The blog

“I’ll defend my right to cycle on a public road…to the death.”

This cartoon by illustrator Borin Van Loon was used as a campaigning image for Friends of the Earth in the early 1980s. Cycling at the time was recovering after a long period in the doldrums. Cycle use in the mid-80s was on the rise but little was being done to accommodate the needs of cyclists. The short-lived ‘touring bike’ revival of the late 1970s was fizzling out; mountain biking had yet to go mainstream, even in the US; and the UK Department of Transport’s policies on cycling were less then accommodating. The road building frenzy of the 1980s was, briefly, good for motorists; and always bad for cyclists.
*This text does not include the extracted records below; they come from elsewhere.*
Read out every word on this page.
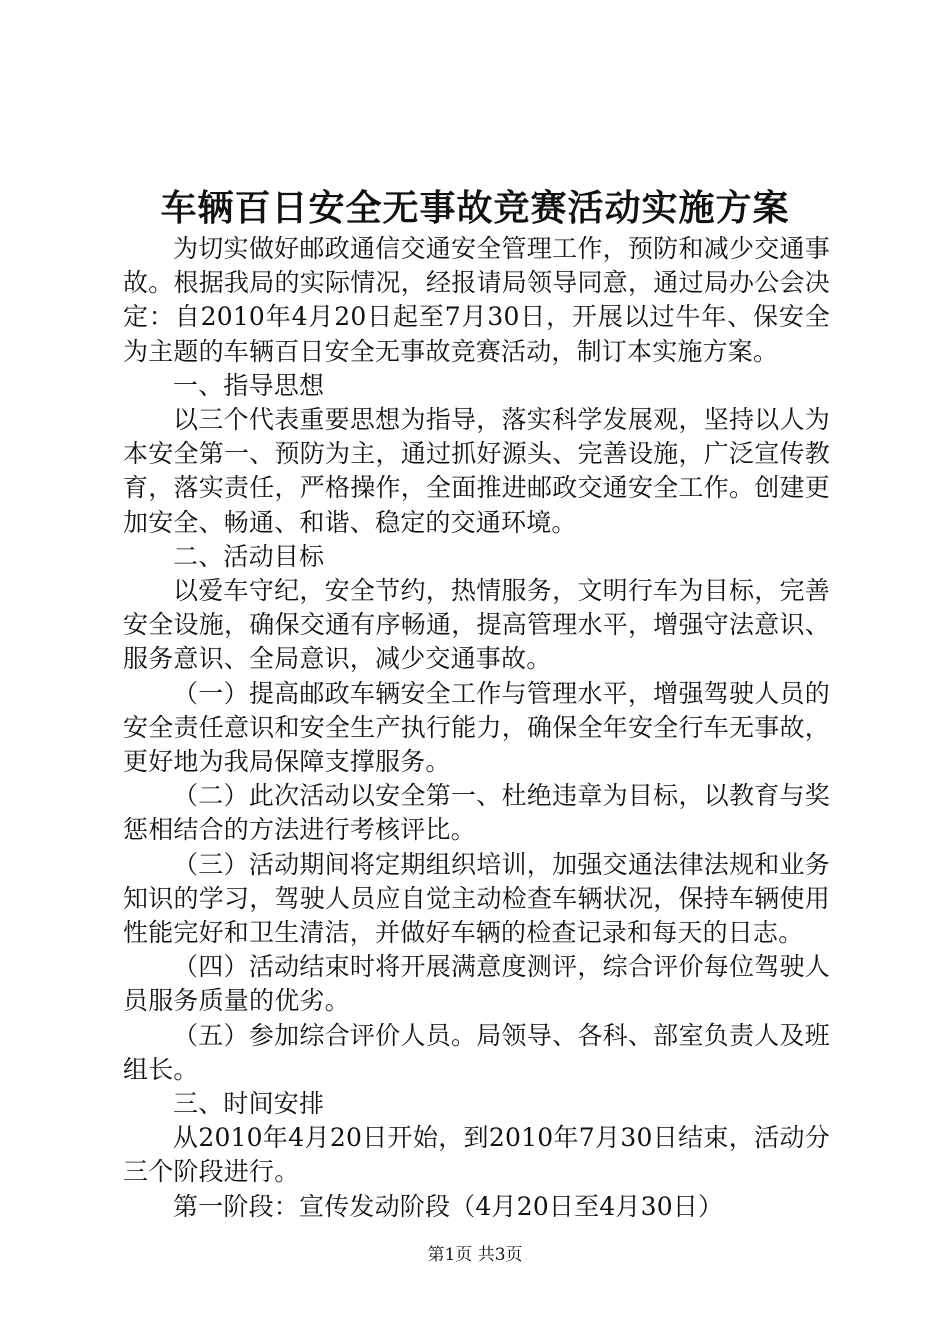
车辆百日安全无事故竞赛活动实施方案

为切实做好邮政通信交通安全管理工作，预防和减少交通事故。根据我局的实际情况，经报请局领导同意，通过局办公会决定：自2010年4月20日起至7月30日，开展以过牛年、保安全为主题的车辆百日安全无事故竞赛活动，制订本实施方案。

一、指导思想

以三个代表重要思想为指导，落实科学发展观，坚持以人为本安全第一、预防为主，通过抓好源头、完善设施，广泛宣传教育，落实责任，严格操作，全面推进邮政交通安全工作。创建更加安全、畅通、和谐、稳定的交通环境。

二、活动目标

以爱车守纪，安全节约，热情服务，文明行车为目标，完善安全设施，确保交通有序畅通，提高管理水平，增强守法意识、服务意识、全局意识，减少交通事故。

（一）提高邮政车辆安全工作与管理水平，增强驾驶人员的安全责任意识和安全生产执行能力，确保全年安全行车无事故，更好地为我局保障支撑服务。

（二）此次活动以安全第一、杜绝违章为目标，以教育与奖惩相结合的方法进行考核评比。

（三）活动期间将定期组织培训，加强交通法律法规和业务知识的学习，驾驶人员应自觉主动检查车辆状况，保持车辆使用性能完好和卫生清洁，并做好车辆的检查记录和每天的日志。

（四）活动结束时将开展满意度测评，综合评价每位驾驶人员服务质量的优劣。

（五）参加综合评价人员。局领导、各科、部室负责人及班组长。

三、时间安排

从2010年4月20日开始，到2010年7月30日结束，活动分三个阶段进行。

第一阶段：宣传发动阶段（4月20日至4月30日）

第1页 共3页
The Friends of the Earth is no longer as cycle centric as it used to be. In the 1980s it published the Bicycle Bulletin and helped bring cycle campaigners together.
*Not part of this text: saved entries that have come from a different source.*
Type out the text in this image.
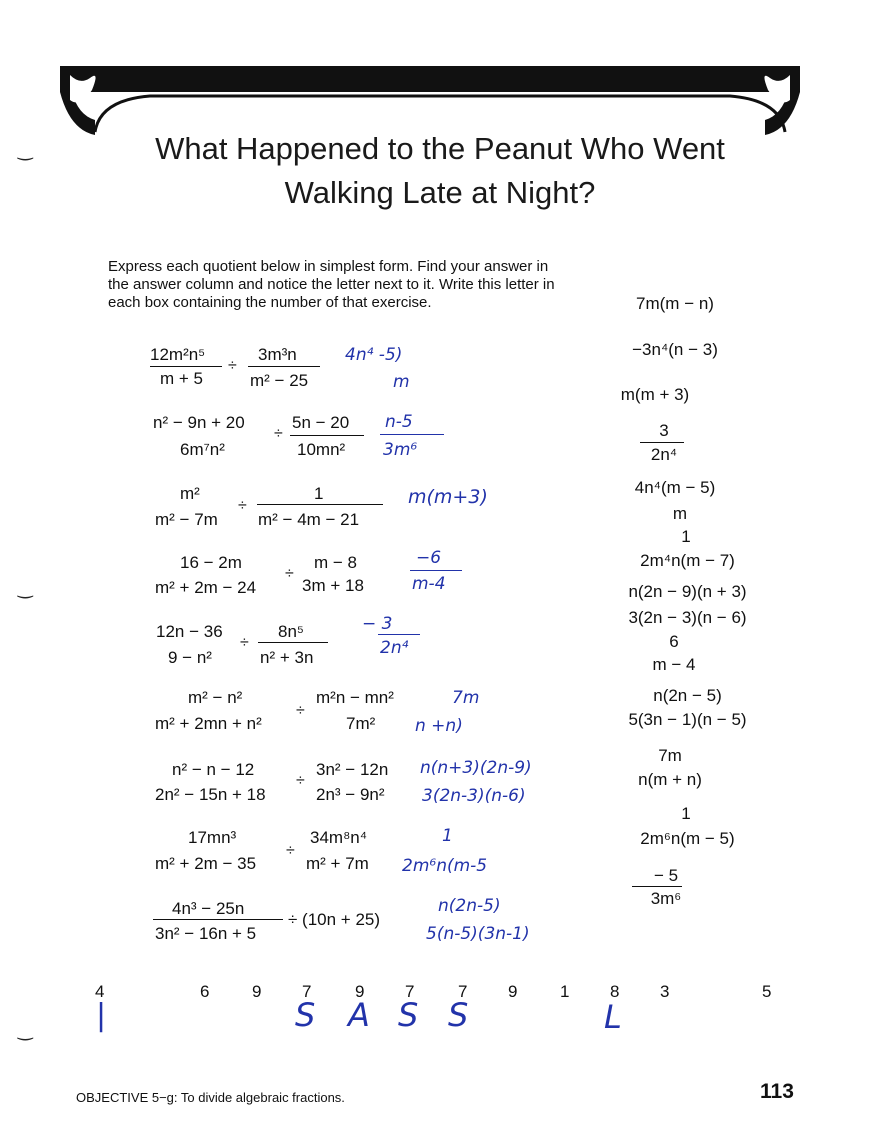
‿
‿
‿
What Happened to the Peanut Who Went
Walking Late at Night?
Express each quotient below in simplest form. Find your answer in the answer column and notice the letter next to it. Write this letter in each box containing the number of that exercise.
12m²n⁵
m + 5
÷
3m³n
m² − 25
4n⁴ -5)
m
n² − 9n + 20
6m⁷n²
÷
5n − 20
10mn²
n-5
3m⁶
m²
m² − 7m
÷
1
m² − 4m − 21
m(m+3)
16 − 2m
m² + 2m − 24
÷
m − 8
3m + 18
−6
m-4
12n − 36
9 − n²
÷
8n⁵
n² + 3n
− 3
2n⁴
m² − n²
m² + 2mn + n²
÷
m²n − mn²
7m²
7m
n +n)
n² − n − 12
2n² − 15n + 18
÷
3n² − 12n
2n³ − 9n²
n(n+3)(2n-9)
3(2n-3)(n-6)
17mn³
m² + 2m − 35
÷
34m⁸n⁴
m² + 7m
1
2m⁶n(m-5
4n³ − 25n
3n² − 16n + 5
÷ (10n + 25)
n(2n-5)
5(n-5)(3n-1)
7m(m − n)
−3n⁴(n − 3)
m(m + 3)
3
2n⁴
4n⁴(m − 5)
m
1
2m⁴n(m − 7)
n(2n − 9)(n + 3)
3(2n − 3)(n − 6)
6
m − 4
n(2n − 5)
5(3n − 1)(n − 5)
7m
n(m + n)
1
2m⁶n(m − 5)
− 5
3m⁶
4	6	9 7	9 7	7 9	1 8 3	5
|	S A S S	L
OBJECTIVE 5−g: To divide algebraic fractions.	113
In 1982 the UK Government issued a brief Cycling Policy Statement, which promised official support to create safer conditions for those choosing to cycle. It was soon watered down.

Much campaigning, including from a newly-energised CTC (throwing off its garb as the Cyclists’ Touring Club, getting back to its radical roots – it had successfully lobbied for equal road rights for cyclists at its foundation in 1878) eventually led to the National Cycling Strategy of July 1996. This aimed to “establish a culture favourable to the increased use of bicycles for all age groups; to develop sound policies and good practice; and seek out effective and innovative means of fostering accessibility by bike.”

The central target was to quadruple the number of cycle trips on 1996 figures by 2012.

The National Cycling Strategy was a document, not a strategy. It was never backed with cash. It was later quietly shelved by the Government.

Today, this cartoon will be viewed in differing ways by sometimes conflicting schools of cycle-thought. Those in favour of separation of cyclists from motorised traffic may view the cartoon as a demonstration of why protected bicycle routes are the only sane solution to get more people cycling. Those in favour of protecting the right to the road cyclists have enjoyed since 1878 may be attracted to the sentiments in the penultimate panel, but will wince at the ‘CRUMP!!!!’ and despair at the shocking final panel.

In the UK, cycle path creation has always been half-hearted. There were a few stretches of separated paths build next to arterial roads in the 1930s but they were never part of a joined-up network. Priority at junctions was always given to motor vehicles. The CTC was hostile to such paths because of their poor design. The first UK cycle path was opened in 1935 by minister for transport Leslie Hore-Belisha: it was two and a half miles long. This Pathé film of the ribbon-cutting ceremony shows that, bizarrely, a high wheel bicycle was the first to use the path.

In the CTC Gazette of 1934 this cartoon poked fun at the notion of separated paths for British road users.